Sur le grand écran, après des années de seconds-rôles chez Jean-Pierre Mocky, Michel Deville ou Orson Welles (en prêtre, forcément), il est "révélé" par François Truffaut dans La mariée était en noir puis Baisers volés. Passant de la comédie (Hibernatus) aux films expérimentaux de son amie Duras, il se soucie peu de sa carrière, qui navigue entre Jacques Rivette (Out 1) et Jean-Luc Godard (British Sounds), entre Georges Lautner (Il était une fois un flic) et Louis Malle (Le souffle au coeur). Il traverse ainsi, avec sa barbe soignée et sa voix posée, les années 1970 en bourgeois ou en pasteur, en magistrat (chez Robe-Grillet) ou en docteur (chez Resnais), en détective (dans Le Chacal de Fred Zinnemann) ou en ministre (dans Section spéciale de Costa Gavras). Michael Lonsdale était éclectique et surprenant, capable de tourner Monsieur Klein de Joseph Losey et un James Bond (Moonraker), être archange Gabriel dans Ma vie est un enfer de Josiane Balasko et abbé érudit dans Le nom de la rose de Jean-Jacques Annaud. La liste est lognue des grands cinéastes internationaux avec qui il a tourné (James Ivory, Claude Sautet, François Ozon, Steven Spielberg, Manoel de Oliveira, Alejandro Amenabar). Son dernier grand rôle, récompensé par un César, fut Des hommes et des dieux de Xavier Beauvois, dans le rôle du réel Frère Luc Dochier, assassiné à Tibhirine.
Des mots et des langues
Lonsdale était aussi un homme de lettres. Il aimait lire (pour la radio), il appréciait narrer des documentaires ("Un siècle d'écrivains", "Marguerite Yourcenar, alcjhimie du paysage"), il prêtait sa voix aux livres audio (de L'étranger d'Albert Camus à l'Odyssée d'Homère, de Miss Marple d'Agatha Christie à Tao Te King de Lao-Tseu).

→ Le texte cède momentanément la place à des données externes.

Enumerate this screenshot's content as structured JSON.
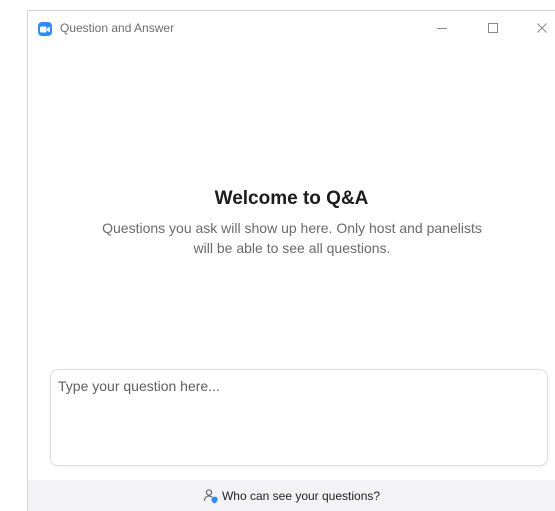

Il a aussi écrit une vingtaine d'ouvrages en une vingtaine d'années. Il a publié Oraisons chez Actes sud en 2000, puis de nombreux ouvrages autour de sa foi: L’Amour sauvera le monde (Philippe Rey, 2011), En chemin avec la beauté (Philippe Rey, 2012), Jésus j'y crois (Bayard, 2013), Mes chemins d’espérance (Philippe Rey, 2015), Pèlerin à Tibhirine : mon carnet de voyage (Salvator, 2018), Mes étoiles (Bayard, 2018), où il évoque ses recontres avec Césaire, Terzieff, Pérec et Duras, ou encore le plus récent, Viens, Esprit-Saint, en nos cœurs (Philippe Re, 2019).
Sa foi inébranlable, son mode de vie basé sur la lenteur, son immobilité feinte et son goût pour l'ambivalence, lui permettaient d'être le candide et le cynique, l'innocent ou le méchant. Sa vie ponctuée de douleurs (un accident de voiture qui lui a brisé les jambes, un amour pour Delphine Seyrig dont il ne se remettra jamais) l'ont souvent poussé dans le vide de la solitude, que seuls les mots et le jeu savaient combler, tout à sa joie de transmettre son espérance à ses fidèles spectateurs.